From: Todd Denniston
Subject: Re: Intelligent CVS trigger?
Date: Wed, 21 Mar 2007 11:37:29 -0500
User-agent: Thunderbird 1.5.0.7 (X11/20060909)

Hans Schwaebli wrote:
For our daily and nightly builds it would be good to use CVS trigger which touches a file after a commit. Then only this file would be checked to determine if a build is needed. But this trigger would need to be intelligent. It must only touch the file if files with certain extensions have been committed. For example a new build is not necessary if someone checks in a Word document. Furthermore we need two such touched files, one for the HEAD and one for the release line branch. If someone checks into the release line branch, the trigger must not touch the file which represents modifications on the HEAD. It must instead only touch the file which represents modifications on the release line branch. Please consider that I am a windows guy and that our CVS server is a Linux machine. So it would be nice if you can tell me a example script or something which makes it easy to implement this. Thank you very much.

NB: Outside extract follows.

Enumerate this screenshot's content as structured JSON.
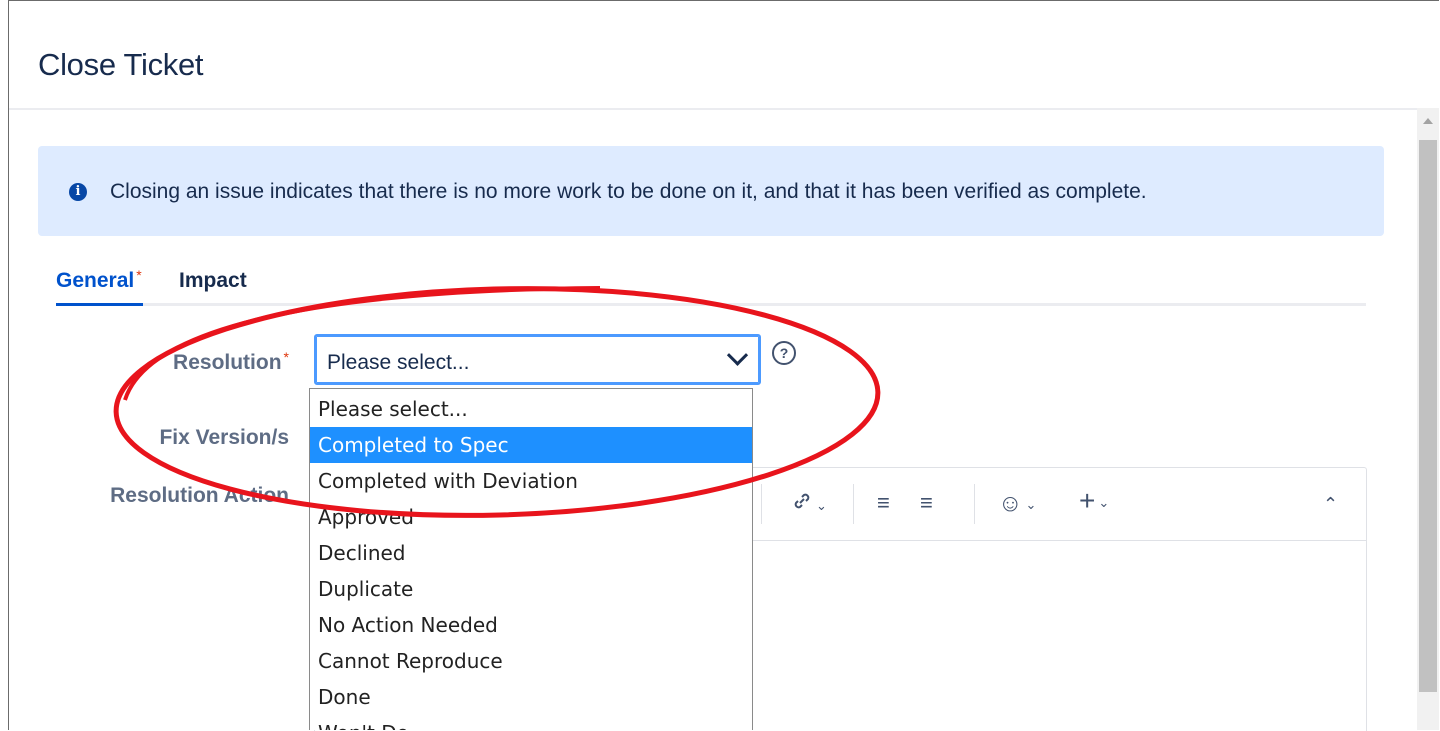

suggestion look at the commitinfo trigger script commit_prep and the loginfo script log_accum, they come with cvs in the contrib directory. you might be able to find them by doing `locate commit_prep` on the server machine as some distros include a copy of the contrib directory some where in the install.

you can probably modify one or both of them to do the `touch rebuildindicator` at the appropriate time.

We have to do the whole thing because CVS needs a lot of time to determine whether modifications occured.
It takes at least 15 Minutes.
By just checking one file for its touch date,
this can be speeded very much.

how many hundreds of Mega Bytes of binary (archives, compiler output, word docs) files do you have in your SOURCE tree???? Or are you doing your update across a modem line?

I can understand having word docs in the tree, but it would seem a good idea to have them in a "Documentation" subdirectory which is separate from the "Source" directory, so that A) you don't have to check them out if all you ever work on is source, B) they don't trip up scripts that rebuild the tree when some source file changes.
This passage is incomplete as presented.